What "You Own the Runtime" Actually Means When Fabric Throttles Your Capacity
Own the audit trail and resume, not restart, when Fabric throttles.
June 16, 2026
Microsoft Fabric capacity throttling is the loudest recurring complaint in data engineering right now. Threads about 3x overage charges and capacity smoothing that punishes a spike show up weekly. Here's the honest part: BimlFlex doesn't fix that. No automation tool fixes Microsoft's pricing model. We checked our own codebase before writing this, and there's no capacity logic, no overage handling, no throttling workaround anywhere in it. Sizing your Fabric capacity is between you and Microsoft.
What metadata-driven generation changes is everything around that capacity: who holds the audit trail when a workload runs, and whether a pipeline that dies mid-load under throttling can pick up where it stopped instead of starting over. That's what "you own the runtime" means in practice, and it pays to be precise about it.
Start with where the work runs. BimlFlex generates native pipelines for your target. For an ADF or Fabric target, what you receive is an actual ADF or Fabric pipeline definition that lands in your workspace and executes on your capacity. The operational repository that records every run, BimlCatalog, is a database project you deploy into your own database. It compiles to a DACPAC and publishes to a server you name, with the authentication you control. In 2026 that target can be PostgreSQL as well as SQL Server. There's no Varigence service in the data path, and nothing to phone home to. When your capacity throttles, no third party is sitting between you and your own audit trail.

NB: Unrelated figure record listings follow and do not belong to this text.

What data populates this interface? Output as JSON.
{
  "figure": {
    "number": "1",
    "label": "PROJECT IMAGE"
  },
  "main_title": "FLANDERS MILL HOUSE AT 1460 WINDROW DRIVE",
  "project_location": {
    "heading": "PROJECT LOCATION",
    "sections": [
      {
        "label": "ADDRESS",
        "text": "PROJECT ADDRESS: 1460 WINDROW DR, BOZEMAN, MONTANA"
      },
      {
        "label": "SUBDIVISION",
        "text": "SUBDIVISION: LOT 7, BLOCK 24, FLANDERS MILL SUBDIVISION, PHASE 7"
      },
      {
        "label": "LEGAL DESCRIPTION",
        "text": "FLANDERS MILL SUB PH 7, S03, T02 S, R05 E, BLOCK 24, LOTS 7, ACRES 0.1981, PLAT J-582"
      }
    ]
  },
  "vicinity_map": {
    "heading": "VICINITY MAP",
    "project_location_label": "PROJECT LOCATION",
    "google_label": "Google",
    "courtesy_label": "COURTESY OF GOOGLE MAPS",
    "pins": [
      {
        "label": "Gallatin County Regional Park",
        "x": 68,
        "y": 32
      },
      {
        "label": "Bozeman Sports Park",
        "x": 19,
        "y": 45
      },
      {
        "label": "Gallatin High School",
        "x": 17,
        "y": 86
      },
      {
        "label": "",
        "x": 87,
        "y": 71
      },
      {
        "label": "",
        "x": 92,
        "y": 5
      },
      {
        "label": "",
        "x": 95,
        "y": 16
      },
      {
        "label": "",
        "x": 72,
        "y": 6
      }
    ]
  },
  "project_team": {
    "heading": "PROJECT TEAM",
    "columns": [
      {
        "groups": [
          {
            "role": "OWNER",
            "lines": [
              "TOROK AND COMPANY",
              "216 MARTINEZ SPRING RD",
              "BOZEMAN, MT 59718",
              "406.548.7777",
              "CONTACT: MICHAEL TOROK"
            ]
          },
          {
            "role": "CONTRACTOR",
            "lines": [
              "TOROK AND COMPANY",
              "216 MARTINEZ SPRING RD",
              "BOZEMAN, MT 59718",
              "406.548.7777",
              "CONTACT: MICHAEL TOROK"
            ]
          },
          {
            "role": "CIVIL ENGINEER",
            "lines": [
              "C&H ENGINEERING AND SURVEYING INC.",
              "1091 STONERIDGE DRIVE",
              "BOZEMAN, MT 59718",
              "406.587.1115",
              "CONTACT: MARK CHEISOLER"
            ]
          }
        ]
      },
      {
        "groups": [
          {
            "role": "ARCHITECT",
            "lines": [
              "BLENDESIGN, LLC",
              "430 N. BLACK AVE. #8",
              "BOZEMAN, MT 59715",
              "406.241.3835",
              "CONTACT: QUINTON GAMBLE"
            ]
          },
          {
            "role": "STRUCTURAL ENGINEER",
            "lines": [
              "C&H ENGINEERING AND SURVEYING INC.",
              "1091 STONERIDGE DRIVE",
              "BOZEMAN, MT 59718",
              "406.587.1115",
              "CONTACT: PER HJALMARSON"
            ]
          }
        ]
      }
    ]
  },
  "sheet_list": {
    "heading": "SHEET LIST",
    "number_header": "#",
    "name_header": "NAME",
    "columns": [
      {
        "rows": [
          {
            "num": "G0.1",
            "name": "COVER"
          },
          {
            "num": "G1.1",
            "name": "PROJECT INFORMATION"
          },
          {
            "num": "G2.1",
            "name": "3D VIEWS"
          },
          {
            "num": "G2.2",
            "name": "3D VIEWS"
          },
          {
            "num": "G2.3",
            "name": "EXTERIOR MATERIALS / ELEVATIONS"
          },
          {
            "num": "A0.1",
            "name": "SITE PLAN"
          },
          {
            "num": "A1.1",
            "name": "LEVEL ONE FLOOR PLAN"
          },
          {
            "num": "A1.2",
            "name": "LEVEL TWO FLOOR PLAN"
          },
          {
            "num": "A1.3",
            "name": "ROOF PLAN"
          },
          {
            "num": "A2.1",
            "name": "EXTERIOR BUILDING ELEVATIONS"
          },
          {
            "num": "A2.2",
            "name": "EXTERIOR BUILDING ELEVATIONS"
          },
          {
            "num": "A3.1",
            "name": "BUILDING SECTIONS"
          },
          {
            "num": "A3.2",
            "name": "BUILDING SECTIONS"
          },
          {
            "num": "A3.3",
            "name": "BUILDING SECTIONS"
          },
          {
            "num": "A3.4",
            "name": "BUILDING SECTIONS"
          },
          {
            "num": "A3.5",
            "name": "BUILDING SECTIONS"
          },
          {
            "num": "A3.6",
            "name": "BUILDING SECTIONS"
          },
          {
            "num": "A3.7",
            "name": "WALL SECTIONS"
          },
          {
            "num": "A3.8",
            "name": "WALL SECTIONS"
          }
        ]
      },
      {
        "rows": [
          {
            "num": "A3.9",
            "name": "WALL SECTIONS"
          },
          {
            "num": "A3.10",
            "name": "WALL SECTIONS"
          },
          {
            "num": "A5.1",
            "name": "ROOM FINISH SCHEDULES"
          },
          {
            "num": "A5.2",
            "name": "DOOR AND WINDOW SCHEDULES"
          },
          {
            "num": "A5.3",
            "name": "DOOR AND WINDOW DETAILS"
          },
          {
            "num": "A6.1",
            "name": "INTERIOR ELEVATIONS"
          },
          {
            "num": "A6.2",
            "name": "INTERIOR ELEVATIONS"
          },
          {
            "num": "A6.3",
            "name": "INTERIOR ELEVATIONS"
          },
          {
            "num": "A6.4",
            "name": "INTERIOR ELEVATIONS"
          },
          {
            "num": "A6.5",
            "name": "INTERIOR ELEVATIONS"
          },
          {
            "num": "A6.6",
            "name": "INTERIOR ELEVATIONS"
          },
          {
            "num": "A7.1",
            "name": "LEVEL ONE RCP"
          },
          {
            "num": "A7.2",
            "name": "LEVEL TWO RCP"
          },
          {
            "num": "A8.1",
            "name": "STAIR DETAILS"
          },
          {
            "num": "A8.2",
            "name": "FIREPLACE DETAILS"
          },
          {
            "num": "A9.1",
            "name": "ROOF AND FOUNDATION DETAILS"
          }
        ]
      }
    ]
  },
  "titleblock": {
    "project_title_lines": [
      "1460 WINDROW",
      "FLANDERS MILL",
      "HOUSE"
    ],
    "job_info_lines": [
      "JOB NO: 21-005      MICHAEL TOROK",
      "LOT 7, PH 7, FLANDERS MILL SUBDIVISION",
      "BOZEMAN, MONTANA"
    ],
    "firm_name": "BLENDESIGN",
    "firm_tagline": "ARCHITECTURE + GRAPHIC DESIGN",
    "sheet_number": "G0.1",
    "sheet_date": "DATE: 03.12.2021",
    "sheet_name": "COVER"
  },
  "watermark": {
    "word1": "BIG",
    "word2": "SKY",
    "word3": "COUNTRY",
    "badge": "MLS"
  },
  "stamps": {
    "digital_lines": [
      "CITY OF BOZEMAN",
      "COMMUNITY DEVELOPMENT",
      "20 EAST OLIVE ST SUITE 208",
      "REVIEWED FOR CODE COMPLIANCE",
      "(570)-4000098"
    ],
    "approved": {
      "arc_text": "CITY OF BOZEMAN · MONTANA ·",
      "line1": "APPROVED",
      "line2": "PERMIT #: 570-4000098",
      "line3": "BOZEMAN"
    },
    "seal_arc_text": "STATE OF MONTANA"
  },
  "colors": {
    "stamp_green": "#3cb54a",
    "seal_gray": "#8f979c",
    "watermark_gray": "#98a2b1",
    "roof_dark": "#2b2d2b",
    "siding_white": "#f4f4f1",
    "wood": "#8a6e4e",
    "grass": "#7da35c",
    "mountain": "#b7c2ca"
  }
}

That audit trail is the reason throttling becomes survivable rather than mysterious. Every execution writes a row you can read. In your own BimlCatalog, the bfx.Execution table looks like this:
CREATE TABLE [bfx].[Execution](
[ExecutionID] BIGINT IDENTITY (1,1) NOT NULL,
[ParentExecutionID] BIGINT NULL,
[ExecutionStatus] CHAR(1) NULL,
[NextLoadStatus] CHAR(1) NULL,
[StartTime] DATETIMEOFFSET(7) DEFAULT (GETUTCDATE()) NULL,
[EndTime] DATETIMEOFFSET(7) NULL,
[Duration] AS (DATEDIFF(SECOND,[StartTime],[EndTime])) PERSISTED,
...
Duration is a persisted computed column, and a sibling table records rows moved per component (bfx.RowCount). Put those together and you can answer the question throttled teams actually ask: which batch consumed the window, how long it ran, how many rows it pushed, and whether that's creeping up over time. The data to correlate a workload against a capacity bill is already in your database. Lineage and audit reporting work the same way, generated rather than reconstructed after the fact.
Then there's recovery, which is where throttling does real damage. When a batch gets cut off partway, you don't want the next run reprocessing everything from zero on the same constrained capacity. BimlCatalog tracks what the next run should do per package in the NextLoadStatus column, with P for process, C for skip, R for rerun, and D for resume. On a failure, you see the row in your own bfx.Execution table updated to record it:
UPDATE [bfx].[Execution]
SET [ExecutionStatus] = 'F',
[NextLoadStatus] = CASE WHEN @SkipCopyOnRestart = 1 THEN 'D' ELSE 'R' END,
[EndTime] = @ExecutionEndTime
WHERE [ExecutionID] = @ExecutionID
The next run reads that status and branches: R retries the failed package, D resumes a Databricks job whose copy steps already succeeded so they aren't repeated. On a clean finish the status resets to P and the batch's children reset with it. The same behavior holds whether you deploy your catalog to SQL Server or PostgreSQL. All of it runs inside your database. The decision about whether to resume or restart is made by a stored procedure you own, not a service you rent.
So the honest shape of it is two sentences. BimlFlex doesn't make Fabric capacity cheaper or smoother. It makes the workload on that capacity observable, restartable, and entirely yours, so a throttling event is a row in your audit log and a clean resume, not an outage and a full reload.
That's the practical edge of owning the code. The pipeline runs where you run it. The audit trail lives where you keep it. When the contract ends or the capacity tightens, nothing you depend on is somewhere else.